Unlike some of your critics, I don’t think your re-election is a disaster. Even though you’ll continue to be the most powerful person in the world, you are not powerful enough to inflict serious long-term damage on America. We survived Nixon’s thuggery, Carter’s ineptitude and Clinton’s reckless sexual predation, and we’ll survive Obamacare and anything else you may throw at us.
To me, Obamacare was the most important reason to defeat you. The day before the election, Christopher DeMuth described the stakes as he saw them:
On Tuesday, Americans will go to the polls to choose whether or not to nationalize their health-care system. …
If President Barack Obama is re-elected, ObamaCare’s controls over doctors, hospitals, pharmaceutical firms and other providers of medical care will be tightened, and the operations of private insurance companies will be progressively restricted. Everyone involved will know where the process is going—to a single-payer system or one with a few chosen insurers subject to national public-utility controls—and will negotiate the best possible accommodations to it. Within a few years, a new political equilibrium will be in place, making the system irreversible and subject to only marginal adjustment.

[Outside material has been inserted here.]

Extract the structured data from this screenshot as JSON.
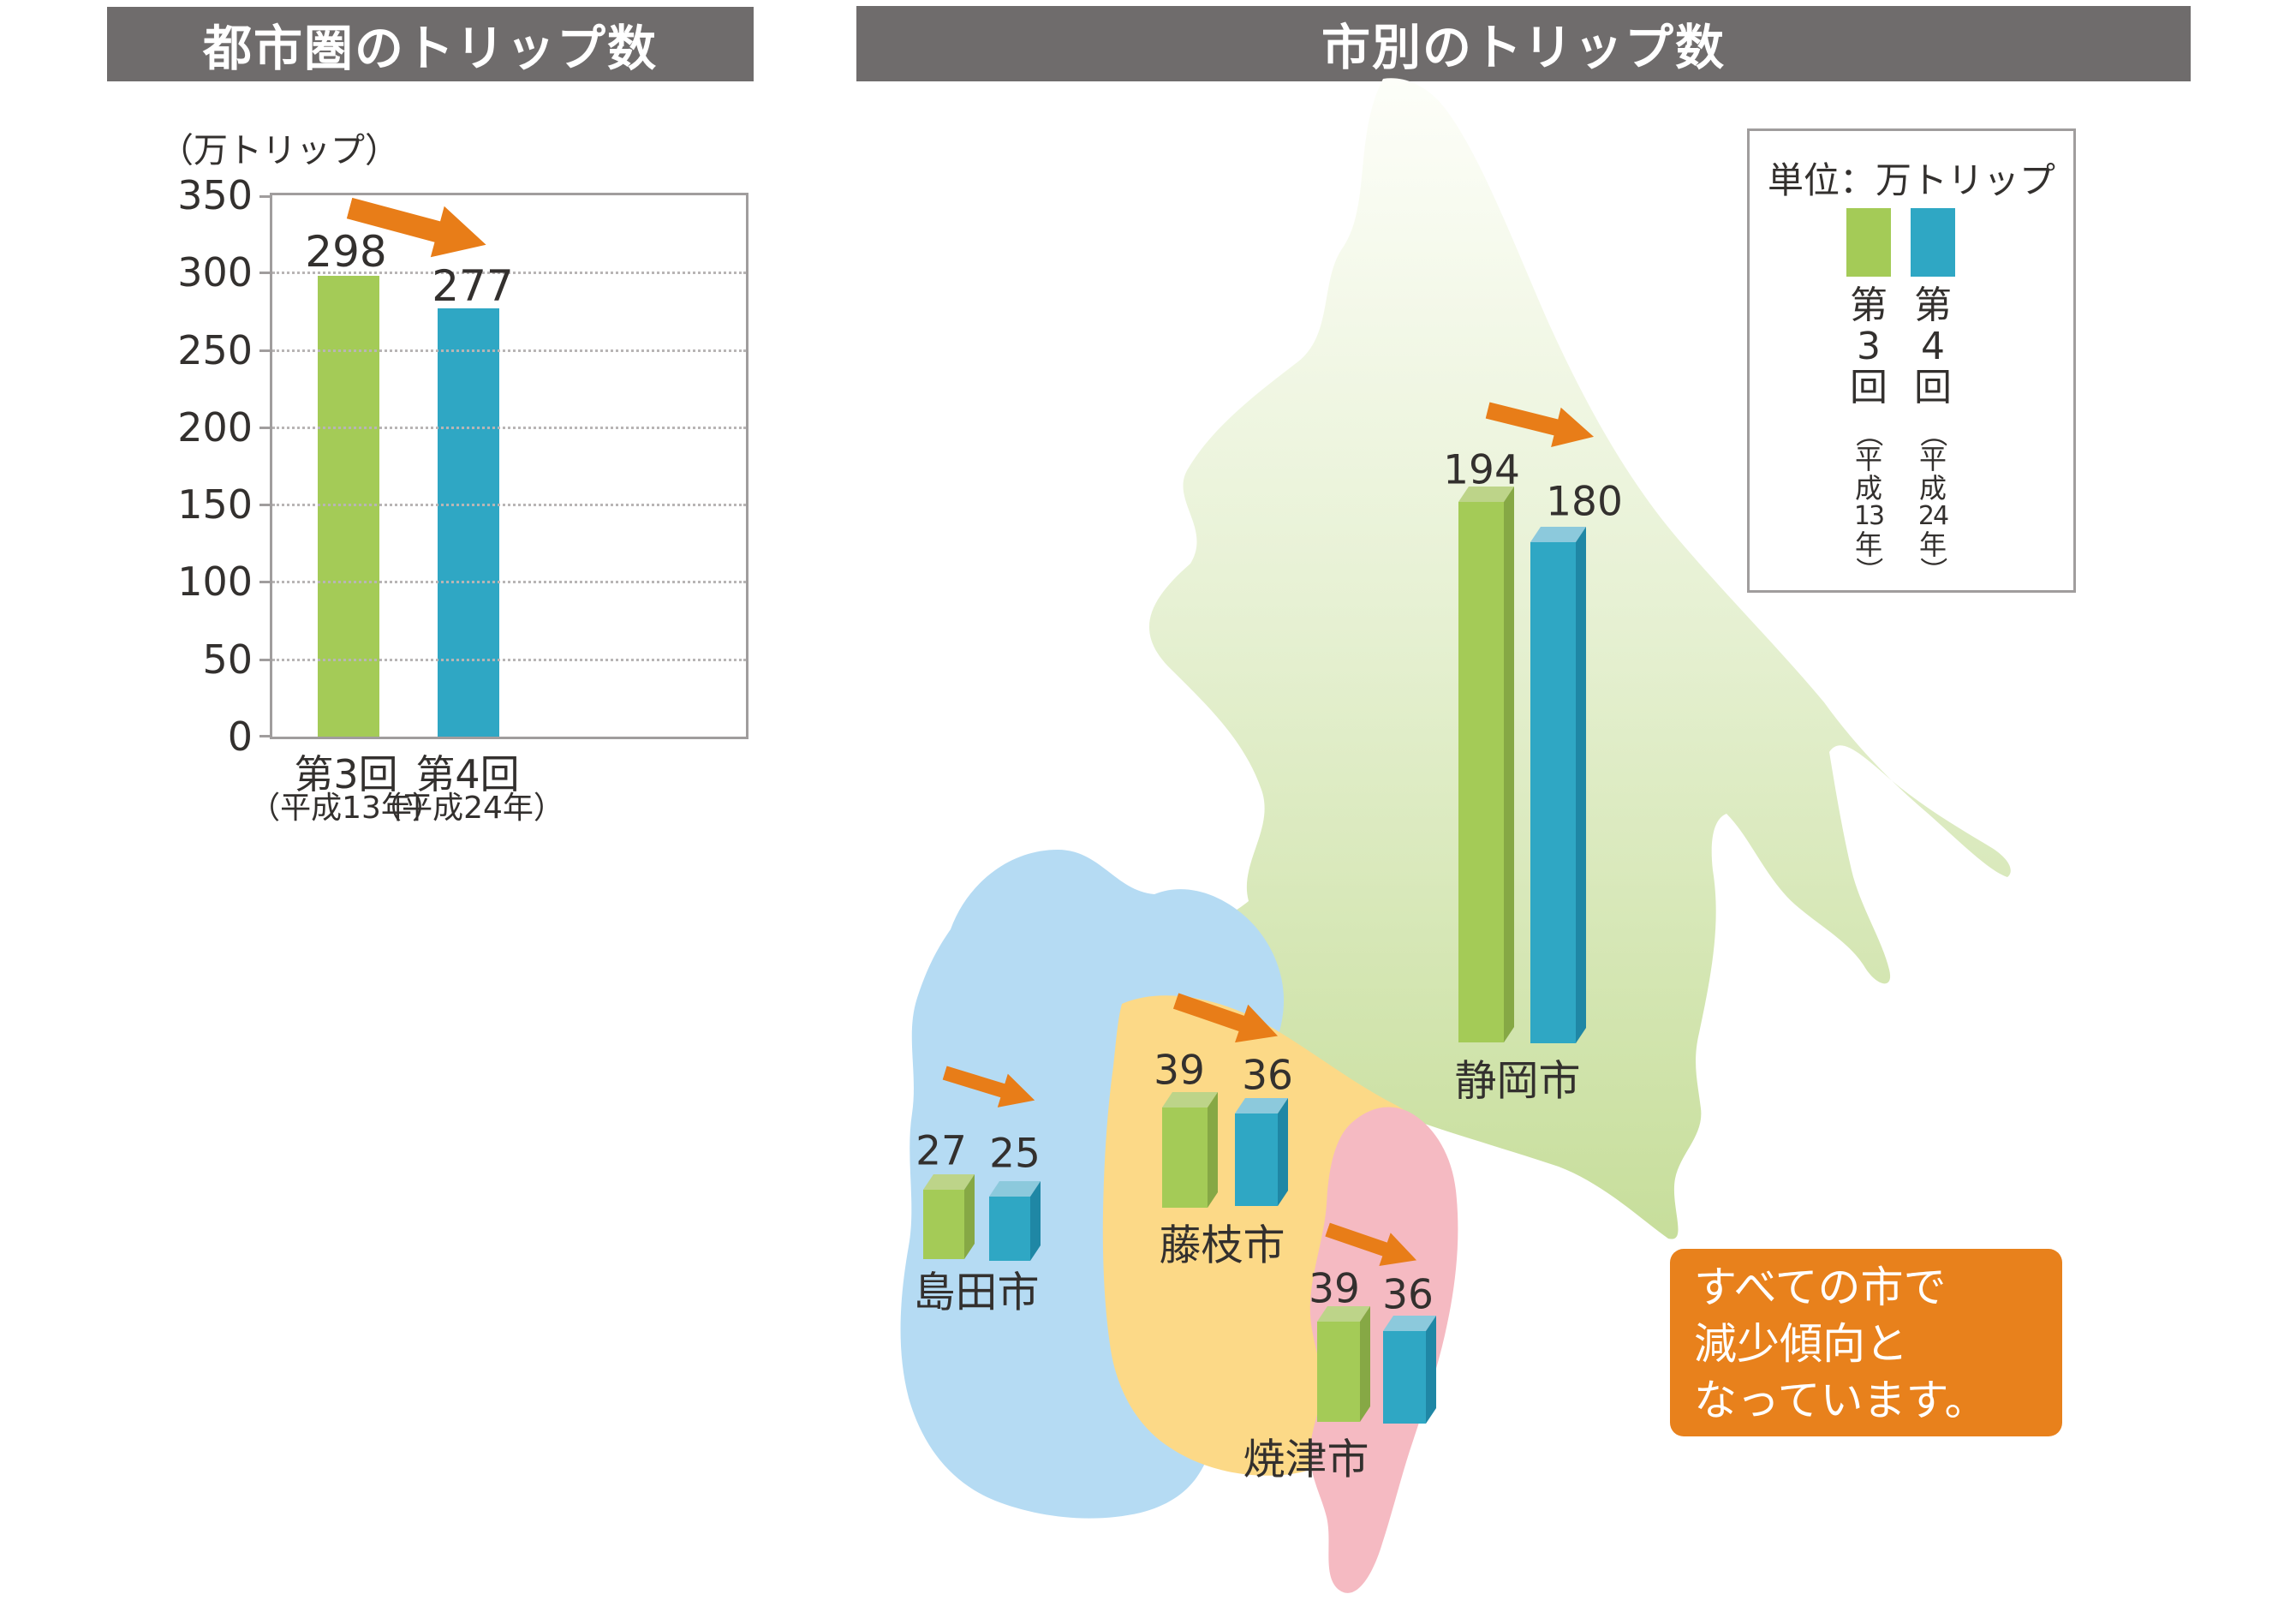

Well, maybe. I sure wish we had elected a Republican president and enough Republican senators to overturn Obamacare altogether, but we did not. However, opposition to socialized healthcare is not going to go away. When the tax increases start kicking in a few weeks from now, you may find that your predecessor has bequeathed you a healthcare system so deeply unpopular that you may not be able to enforce party discipline to protect it.

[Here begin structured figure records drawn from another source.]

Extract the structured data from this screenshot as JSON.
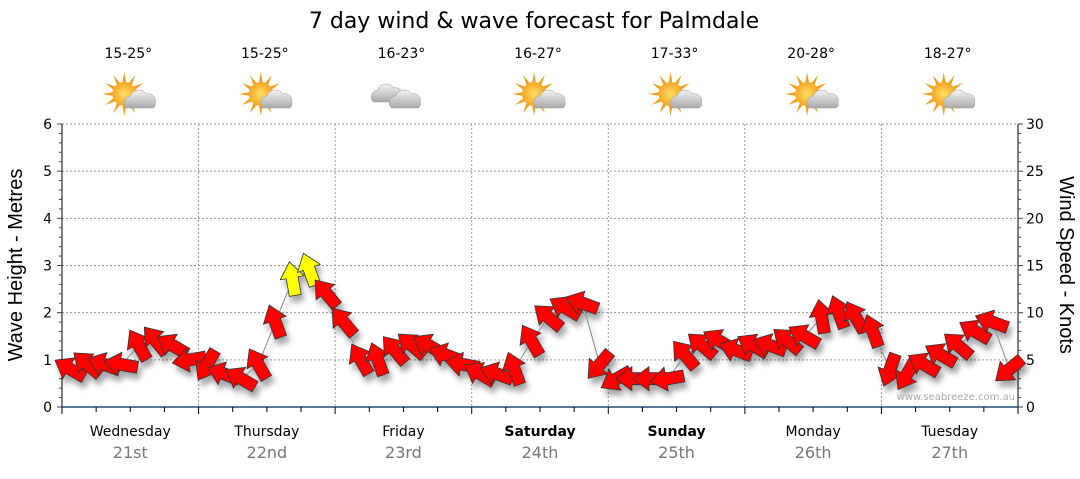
{
  "chart_data": {
    "type": "scatter",
    "title": "7 day wind & wave forecast for Palmdale",
    "ylabel_left": "Wave Height - Metres",
    "ylabel_right": "Wind Speed - Knots",
    "ylim_left": [
      0,
      6
    ],
    "ylim_right": [
      0,
      30
    ],
    "yticks_left": [
      "0",
      "1",
      "2",
      "3",
      "4",
      "5",
      "6"
    ],
    "yticks_right": [
      "0",
      "5",
      "10",
      "15",
      "20",
      "25",
      "30"
    ],
    "grid": true,
    "watermark": "www.seabreeze.com.au",
    "days": [
      {
        "name": "Wednesday",
        "date": "21st",
        "temp": "15-25°",
        "icon": "partly-cloudy-icon",
        "bold": false
      },
      {
        "name": "Thursday",
        "date": "22nd",
        "temp": "15-25°",
        "icon": "partly-cloudy-icon",
        "bold": false
      },
      {
        "name": "Friday",
        "date": "23rd",
        "temp": "16-23°",
        "icon": "cloudy-icon",
        "bold": false
      },
      {
        "name": "Saturday",
        "date": "24th",
        "temp": "16-27°",
        "icon": "partly-cloudy-icon",
        "bold": true
      },
      {
        "name": "Sunday",
        "date": "25th",
        "temp": "17-33°",
        "icon": "partly-cloudy-icon",
        "bold": true
      },
      {
        "name": "Monday",
        "date": "26th",
        "temp": "20-28°",
        "icon": "partly-cloudy-icon",
        "bold": false
      },
      {
        "name": "Tuesday",
        "date": "27th",
        "temp": "18-27°",
        "icon": "partly-cloudy-icon",
        "bold": false
      }
    ],
    "wind_series": {
      "name": "Wind speed (knots), 3-hourly",
      "values": [
        4,
        4.5,
        4.5,
        4.5,
        6.5,
        7,
        6.5,
        5,
        4.5,
        3.5,
        3,
        4.5,
        9,
        13.5,
        14.5,
        12,
        9,
        5,
        5,
        6,
        6.5,
        6.5,
        5.5,
        4.5,
        3.5,
        3.5,
        4,
        7,
        9.5,
        10.5,
        11,
        4.5,
        3,
        3,
        3,
        3,
        5.5,
        6.5,
        7,
        6,
        6.5,
        6.5,
        7,
        7.5,
        9.5,
        10,
        9.5,
        8,
        4,
        3.5,
        4.5,
        5.5,
        6.5,
        8,
        9,
        4
      ],
      "arrow_direction_deg": [
        -60,
        -50,
        -70,
        -80,
        -30,
        -40,
        -60,
        -100,
        -150,
        -70,
        -60,
        -30,
        -20,
        -10,
        -20,
        -40,
        -40,
        -30,
        -20,
        -40,
        -50,
        -60,
        -70,
        -80,
        -60,
        -70,
        -20,
        -30,
        -50,
        -60,
        -70,
        -140,
        -120,
        -90,
        -90,
        -100,
        -40,
        -50,
        -60,
        -70,
        -60,
        -70,
        -50,
        -60,
        -10,
        -20,
        -30,
        -20,
        -160,
        -150,
        -60,
        -60,
        -50,
        -60,
        -70,
        -130
      ],
      "colors": {
        "low": "#ff0000",
        "high": "#ffff00",
        "threshold": 12.5
      }
    }
  }
}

I’m also not overly worried about continuing to entrust you with our national security — although again, I would have preferred the other guy as commander-in-chief. Despite the ridiculous Nobel Peace Prize, you’ve steered well clear of the moral bankruptcy of pacifism. To your credit, you green-lighted the risky takedown of Osama bin Laden, rather than taking the safer route of a Predator missile — and you’ve used those Predators to take out thousands of enemy combatants. You retained Bush’s defense secretary and his strategy for Iraq, and mimicked his surge in Afghanistan.
Heck, you even started a totally unnecessary war in Libya, where we had no national interests at stake. I don’t want to encourage unnecessary wars, but at least this one got rid of a very bad man, and up until Benghazi it seemed to be turning out all right. Your administration’s inattention to a deteriorating situation cost four brave men their lives in Benghazi. But at the risk of sounding flip, all presidents make mistakes that get brave people killed.

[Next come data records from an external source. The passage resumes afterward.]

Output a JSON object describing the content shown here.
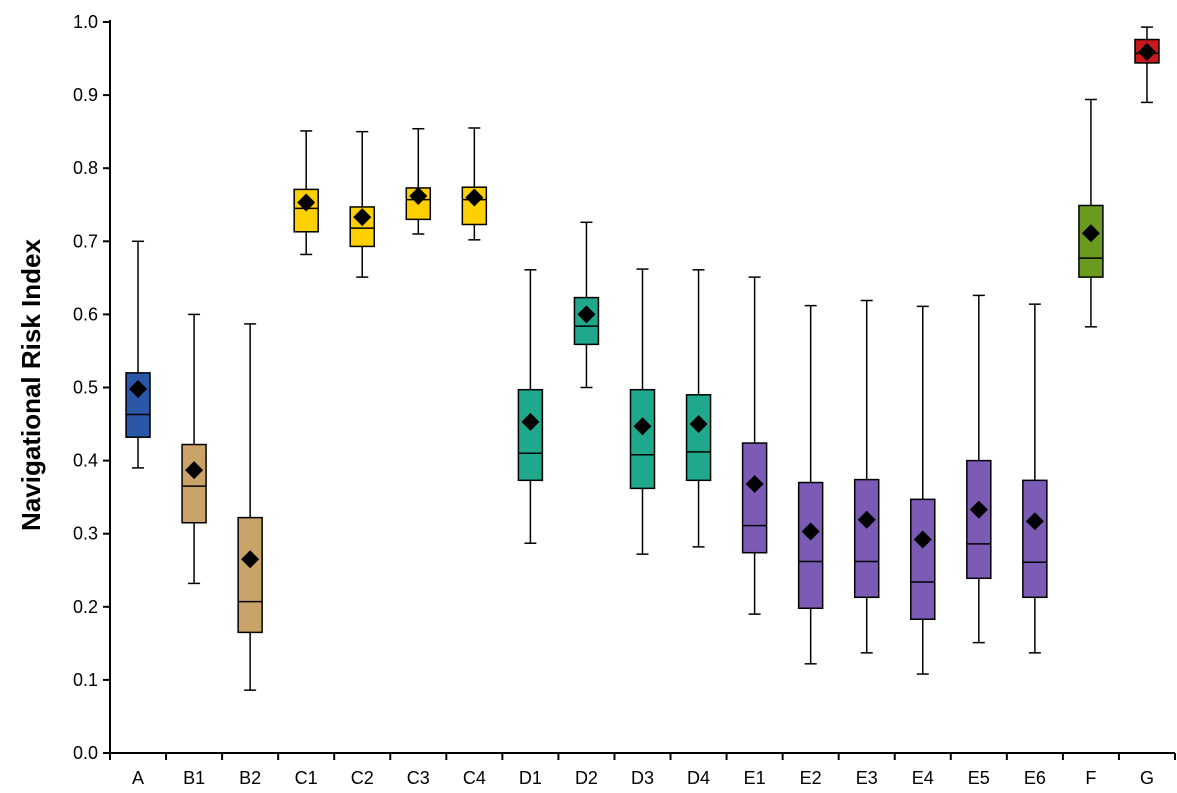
{
  "chart_data": {
    "type": "box",
    "title": "",
    "xlabel": "",
    "ylabel": "Navigational Risk Index",
    "ylim": [
      0.0,
      1.0
    ],
    "y_ticks": [
      "0.0",
      "0.1",
      "0.2",
      "0.3",
      "0.4",
      "0.5",
      "0.6",
      "0.7",
      "0.8",
      "0.9",
      "1.0"
    ],
    "y_tick_values": [
      0.0,
      0.1,
      0.2,
      0.3,
      0.4,
      0.5,
      0.6,
      0.7,
      0.8,
      0.9,
      1.0
    ],
    "grid": false,
    "legend": "none",
    "mean_marker": "diamond",
    "categories": [
      "A",
      "B1",
      "B2",
      "C1",
      "C2",
      "C3",
      "C4",
      "D1",
      "D2",
      "D3",
      "D4",
      "E1",
      "E2",
      "E3",
      "E4",
      "E5",
      "E6",
      "F",
      "G"
    ],
    "boxes": [
      {
        "category": "A",
        "min": 0.39,
        "q1": 0.432,
        "median": 0.463,
        "q3": 0.52,
        "max": 0.7,
        "mean": 0.498,
        "color": "#2b57a8"
      },
      {
        "category": "B1",
        "min": 0.232,
        "q1": 0.315,
        "median": 0.365,
        "q3": 0.422,
        "max": 0.6,
        "mean": 0.387,
        "color": "#c9a367"
      },
      {
        "category": "B2",
        "min": 0.086,
        "q1": 0.165,
        "median": 0.207,
        "q3": 0.322,
        "max": 0.587,
        "mean": 0.265,
        "color": "#c9a367"
      },
      {
        "category": "C1",
        "min": 0.682,
        "q1": 0.713,
        "median": 0.745,
        "q3": 0.771,
        "max": 0.851,
        "mean": 0.753,
        "color": "#ffd000"
      },
      {
        "category": "C2",
        "min": 0.651,
        "q1": 0.693,
        "median": 0.718,
        "q3": 0.747,
        "max": 0.85,
        "mean": 0.733,
        "color": "#ffd000"
      },
      {
        "category": "C3",
        "min": 0.71,
        "q1": 0.73,
        "median": 0.757,
        "q3": 0.773,
        "max": 0.854,
        "mean": 0.762,
        "color": "#ffd000"
      },
      {
        "category": "C4",
        "min": 0.702,
        "q1": 0.723,
        "median": 0.757,
        "q3": 0.774,
        "max": 0.855,
        "mean": 0.76,
        "color": "#ffd000"
      },
      {
        "category": "D1",
        "min": 0.287,
        "q1": 0.373,
        "median": 0.41,
        "q3": 0.497,
        "max": 0.661,
        "mean": 0.453,
        "color": "#20a88d"
      },
      {
        "category": "D2",
        "min": 0.5,
        "q1": 0.559,
        "median": 0.584,
        "q3": 0.623,
        "max": 0.726,
        "mean": 0.6,
        "color": "#20a88d"
      },
      {
        "category": "D3",
        "min": 0.272,
        "q1": 0.362,
        "median": 0.408,
        "q3": 0.497,
        "max": 0.662,
        "mean": 0.447,
        "color": "#20a88d"
      },
      {
        "category": "D4",
        "min": 0.282,
        "q1": 0.373,
        "median": 0.412,
        "q3": 0.49,
        "max": 0.661,
        "mean": 0.45,
        "color": "#20a88d"
      },
      {
        "category": "E1",
        "min": 0.19,
        "q1": 0.274,
        "median": 0.311,
        "q3": 0.424,
        "max": 0.651,
        "mean": 0.368,
        "color": "#7b5bb5"
      },
      {
        "category": "E2",
        "min": 0.122,
        "q1": 0.198,
        "median": 0.262,
        "q3": 0.37,
        "max": 0.612,
        "mean": 0.303,
        "color": "#7b5bb5"
      },
      {
        "category": "E3",
        "min": 0.137,
        "q1": 0.213,
        "median": 0.262,
        "q3": 0.374,
        "max": 0.619,
        "mean": 0.319,
        "color": "#7b5bb5"
      },
      {
        "category": "E4",
        "min": 0.108,
        "q1": 0.183,
        "median": 0.234,
        "q3": 0.347,
        "max": 0.611,
        "mean": 0.292,
        "color": "#7b5bb5"
      },
      {
        "category": "E5",
        "min": 0.151,
        "q1": 0.239,
        "median": 0.286,
        "q3": 0.4,
        "max": 0.626,
        "mean": 0.333,
        "color": "#7b5bb5"
      },
      {
        "category": "E6",
        "min": 0.137,
        "q1": 0.213,
        "median": 0.261,
        "q3": 0.373,
        "max": 0.614,
        "mean": 0.317,
        "color": "#7b5bb5"
      },
      {
        "category": "F",
        "min": 0.583,
        "q1": 0.651,
        "median": 0.677,
        "q3": 0.749,
        "max": 0.894,
        "mean": 0.711,
        "color": "#6a9b1f"
      },
      {
        "category": "G",
        "min": 0.89,
        "q1": 0.944,
        "median": 0.957,
        "q3": 0.976,
        "max": 0.993,
        "mean": 0.959,
        "color": "#c8191f"
      }
    ]
  }
}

If America never uses its military strength, then all that money spent on defense truly is wasted. On balance I think your Libya adventure was probably unwise, but I like my presidents to have a bias toward action in the face of evil people. When, not if, the war with Iran enters its kinetic phase, I’m confident now (as I was not in 2008) that you will not preemptively surrender. And despite your occasionally shoddy treatment of our ally Israel, I have no doubt which side you’ll take. Even during the crucible of the final weeks of the campaign, you’ve already started laying the ground work for war, through joint exercises with Israel and by condoning Israel’s attack on a weapons plant in Sudan.
You have a tough job ahead of you, Mr. President. So did your predecessor. However wrong-headed some of your policies may be, I believe you to be a good and decent family man, a person of substance, and a person dedicated to doing what you believe is right for America. I can’t find the link now, but to paraphrase another voice on the right: The fact that our political system has given us a choice of two such candidates is a testament to the enduring strength of America.
Good luck, Mr. President, and may God watch over you and those you serve.